Separated by over two centuries and 1300 miles, Mahadevi (twelfth-century Karnataka and Andhra Pradesh, India) and Lalla (fourteenth-century Kashmir) have been brought together by numerous scholars of Hinduism due to the remarkable similarities between their life stories and legacies. Both are considered exemplary female Hindu saints, embodying local medieval Shaiva religious traditions through their intense personal ascetic practices and expressing their intimate devotion to their Lord through spontaneous mystical poems composed in the local vernacular language (Mahadevi in Kannada, Lalla in Kashmiri). Wandering the mountainsides with only their long hair to cover their nakedness and pouring forth utterances that encapsulate profound theological complexity in simple, readily understood verse, scholars have speculated whether there is a distinctly unique style or approach to female mystical devotion that these two exemplify and give expression to.

In contrast to these lines of scholarly inquiry, this chapter argues that the remarkable similarities between Mahadevi and Lalla are not a revelation of a shared unique mystical inner state, feminine religiosity, or female praxis.

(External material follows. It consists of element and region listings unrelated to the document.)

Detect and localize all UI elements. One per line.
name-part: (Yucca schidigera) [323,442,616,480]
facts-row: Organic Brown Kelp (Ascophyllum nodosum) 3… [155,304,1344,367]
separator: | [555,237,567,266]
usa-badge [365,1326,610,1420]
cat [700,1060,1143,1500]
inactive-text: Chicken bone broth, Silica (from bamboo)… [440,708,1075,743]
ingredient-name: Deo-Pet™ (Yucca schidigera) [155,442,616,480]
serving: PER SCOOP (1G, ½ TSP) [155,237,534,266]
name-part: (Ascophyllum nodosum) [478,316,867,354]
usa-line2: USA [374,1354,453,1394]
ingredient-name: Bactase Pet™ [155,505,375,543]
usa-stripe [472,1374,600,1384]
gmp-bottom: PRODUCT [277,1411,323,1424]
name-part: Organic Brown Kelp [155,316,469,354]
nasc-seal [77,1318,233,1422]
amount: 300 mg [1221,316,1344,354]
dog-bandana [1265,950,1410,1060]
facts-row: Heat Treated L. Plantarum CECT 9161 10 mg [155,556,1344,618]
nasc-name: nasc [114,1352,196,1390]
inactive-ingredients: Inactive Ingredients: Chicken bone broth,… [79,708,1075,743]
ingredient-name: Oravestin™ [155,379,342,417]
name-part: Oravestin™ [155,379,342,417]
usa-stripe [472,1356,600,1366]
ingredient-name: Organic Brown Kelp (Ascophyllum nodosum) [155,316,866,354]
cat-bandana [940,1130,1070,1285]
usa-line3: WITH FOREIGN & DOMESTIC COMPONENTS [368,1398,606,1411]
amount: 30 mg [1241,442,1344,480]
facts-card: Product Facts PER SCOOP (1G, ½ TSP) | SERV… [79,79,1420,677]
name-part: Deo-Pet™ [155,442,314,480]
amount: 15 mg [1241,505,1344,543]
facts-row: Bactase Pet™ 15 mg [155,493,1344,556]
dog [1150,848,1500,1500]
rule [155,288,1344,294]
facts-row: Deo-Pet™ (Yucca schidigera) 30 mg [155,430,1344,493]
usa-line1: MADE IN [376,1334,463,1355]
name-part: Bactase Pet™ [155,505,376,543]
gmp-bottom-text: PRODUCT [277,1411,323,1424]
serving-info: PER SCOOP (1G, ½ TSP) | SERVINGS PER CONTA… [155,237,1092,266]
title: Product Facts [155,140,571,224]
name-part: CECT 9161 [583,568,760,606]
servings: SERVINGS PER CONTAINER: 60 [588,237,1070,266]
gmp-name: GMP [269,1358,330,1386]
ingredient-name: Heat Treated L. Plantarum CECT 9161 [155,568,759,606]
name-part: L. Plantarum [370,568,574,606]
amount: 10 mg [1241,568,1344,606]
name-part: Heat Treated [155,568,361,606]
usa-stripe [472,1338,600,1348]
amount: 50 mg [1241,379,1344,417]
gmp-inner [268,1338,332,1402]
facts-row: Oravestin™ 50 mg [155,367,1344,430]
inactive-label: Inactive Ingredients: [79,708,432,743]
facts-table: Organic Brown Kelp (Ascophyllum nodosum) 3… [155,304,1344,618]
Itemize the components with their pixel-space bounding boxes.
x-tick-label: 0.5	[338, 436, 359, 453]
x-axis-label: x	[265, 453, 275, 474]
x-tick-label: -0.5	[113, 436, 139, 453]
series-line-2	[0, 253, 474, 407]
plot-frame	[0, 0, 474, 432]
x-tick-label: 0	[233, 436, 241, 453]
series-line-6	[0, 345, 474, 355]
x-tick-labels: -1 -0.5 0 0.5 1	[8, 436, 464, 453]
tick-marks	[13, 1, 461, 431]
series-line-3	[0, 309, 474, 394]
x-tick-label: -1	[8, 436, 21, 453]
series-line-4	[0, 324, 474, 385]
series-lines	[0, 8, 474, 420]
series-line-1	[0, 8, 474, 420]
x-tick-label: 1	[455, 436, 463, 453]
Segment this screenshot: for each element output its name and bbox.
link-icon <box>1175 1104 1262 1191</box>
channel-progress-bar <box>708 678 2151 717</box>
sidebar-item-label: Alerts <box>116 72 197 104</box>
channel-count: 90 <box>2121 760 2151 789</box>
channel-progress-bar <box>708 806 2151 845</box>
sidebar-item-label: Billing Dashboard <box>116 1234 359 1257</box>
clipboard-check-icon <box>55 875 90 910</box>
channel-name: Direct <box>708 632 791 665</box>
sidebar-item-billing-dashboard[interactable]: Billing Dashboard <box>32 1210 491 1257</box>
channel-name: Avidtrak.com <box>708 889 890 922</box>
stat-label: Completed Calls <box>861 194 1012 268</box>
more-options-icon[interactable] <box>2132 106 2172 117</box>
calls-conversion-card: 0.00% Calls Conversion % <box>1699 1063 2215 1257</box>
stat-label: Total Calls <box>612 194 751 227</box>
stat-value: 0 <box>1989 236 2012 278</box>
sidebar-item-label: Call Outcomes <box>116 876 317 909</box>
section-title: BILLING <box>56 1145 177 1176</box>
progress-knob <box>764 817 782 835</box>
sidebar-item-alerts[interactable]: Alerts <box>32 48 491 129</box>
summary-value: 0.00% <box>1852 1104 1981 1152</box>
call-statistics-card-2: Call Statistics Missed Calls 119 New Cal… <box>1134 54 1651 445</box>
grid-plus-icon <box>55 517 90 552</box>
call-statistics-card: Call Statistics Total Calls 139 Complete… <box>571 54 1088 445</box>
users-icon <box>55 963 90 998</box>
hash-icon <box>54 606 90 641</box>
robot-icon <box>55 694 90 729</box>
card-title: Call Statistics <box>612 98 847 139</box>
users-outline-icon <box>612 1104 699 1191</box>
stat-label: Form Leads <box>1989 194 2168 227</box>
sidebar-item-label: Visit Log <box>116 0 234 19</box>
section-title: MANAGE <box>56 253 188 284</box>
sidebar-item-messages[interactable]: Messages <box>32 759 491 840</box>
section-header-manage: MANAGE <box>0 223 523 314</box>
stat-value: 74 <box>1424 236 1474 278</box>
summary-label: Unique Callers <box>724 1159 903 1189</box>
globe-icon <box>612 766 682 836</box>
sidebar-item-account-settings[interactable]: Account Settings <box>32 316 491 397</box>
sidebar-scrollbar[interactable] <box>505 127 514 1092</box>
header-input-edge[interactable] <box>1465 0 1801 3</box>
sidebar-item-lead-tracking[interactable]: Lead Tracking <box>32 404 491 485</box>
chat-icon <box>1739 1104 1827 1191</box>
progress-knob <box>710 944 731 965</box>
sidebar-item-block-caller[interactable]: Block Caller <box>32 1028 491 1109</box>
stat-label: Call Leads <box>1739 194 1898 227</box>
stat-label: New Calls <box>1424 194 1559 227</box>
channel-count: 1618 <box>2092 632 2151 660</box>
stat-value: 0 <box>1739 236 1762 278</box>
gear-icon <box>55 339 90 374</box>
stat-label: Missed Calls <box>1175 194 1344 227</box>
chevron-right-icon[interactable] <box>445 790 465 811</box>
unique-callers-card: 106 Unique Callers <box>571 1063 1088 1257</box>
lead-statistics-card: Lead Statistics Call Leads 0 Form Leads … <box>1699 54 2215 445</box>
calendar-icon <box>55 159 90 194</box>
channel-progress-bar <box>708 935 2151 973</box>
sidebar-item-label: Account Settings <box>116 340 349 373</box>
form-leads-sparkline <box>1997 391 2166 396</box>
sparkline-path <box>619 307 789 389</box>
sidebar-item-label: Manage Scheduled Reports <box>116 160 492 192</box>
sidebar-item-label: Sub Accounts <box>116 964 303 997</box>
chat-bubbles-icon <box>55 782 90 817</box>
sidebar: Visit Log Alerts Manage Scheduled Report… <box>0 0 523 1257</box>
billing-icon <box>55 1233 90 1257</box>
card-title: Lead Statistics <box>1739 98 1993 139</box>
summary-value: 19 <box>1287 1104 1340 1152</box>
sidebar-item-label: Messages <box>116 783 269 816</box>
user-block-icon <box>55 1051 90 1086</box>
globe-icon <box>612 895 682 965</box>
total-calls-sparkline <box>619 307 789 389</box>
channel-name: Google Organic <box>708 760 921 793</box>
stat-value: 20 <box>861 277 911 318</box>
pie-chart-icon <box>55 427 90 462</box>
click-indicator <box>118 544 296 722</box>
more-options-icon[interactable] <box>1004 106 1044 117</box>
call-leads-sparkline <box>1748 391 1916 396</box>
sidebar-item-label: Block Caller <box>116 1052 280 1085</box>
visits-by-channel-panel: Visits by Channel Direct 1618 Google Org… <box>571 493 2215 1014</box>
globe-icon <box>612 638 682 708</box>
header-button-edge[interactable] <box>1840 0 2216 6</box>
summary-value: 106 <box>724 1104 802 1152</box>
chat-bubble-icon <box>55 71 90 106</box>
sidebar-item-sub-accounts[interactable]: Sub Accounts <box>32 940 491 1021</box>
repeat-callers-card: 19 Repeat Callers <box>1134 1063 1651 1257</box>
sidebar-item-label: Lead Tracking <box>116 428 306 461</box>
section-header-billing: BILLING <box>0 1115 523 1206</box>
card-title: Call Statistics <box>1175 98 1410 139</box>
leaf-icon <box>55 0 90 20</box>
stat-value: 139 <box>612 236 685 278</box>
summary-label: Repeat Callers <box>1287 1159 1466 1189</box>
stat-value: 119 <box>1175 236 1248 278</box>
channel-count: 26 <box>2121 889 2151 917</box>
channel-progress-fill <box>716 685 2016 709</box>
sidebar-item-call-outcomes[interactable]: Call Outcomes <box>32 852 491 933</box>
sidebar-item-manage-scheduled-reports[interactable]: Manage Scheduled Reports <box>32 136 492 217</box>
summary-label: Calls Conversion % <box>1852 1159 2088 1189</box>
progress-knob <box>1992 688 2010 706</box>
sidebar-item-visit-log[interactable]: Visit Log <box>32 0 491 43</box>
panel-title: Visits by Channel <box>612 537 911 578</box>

Rather, historical analysis of the similar depictions of these saints found in later Kannada, Persian, Sanskrit, and Telugu writings demonstrates that our current legacies of Mahadevi and Lalla are a product of similar processes of reclaiming, reshaping, and reinscribing that authors of their afterlives utilized to authorize such figures as exemplars of their religious traditions, safe, and worthy of reverence. In doing so, Mahadevi and Lalla, as female ascetics, serve to simultaneously navigate and introduce new religious ambiguities as well as fix and produce new genderings in the writings of later religious scholars for the spiritual advancement of their audience of male disciples.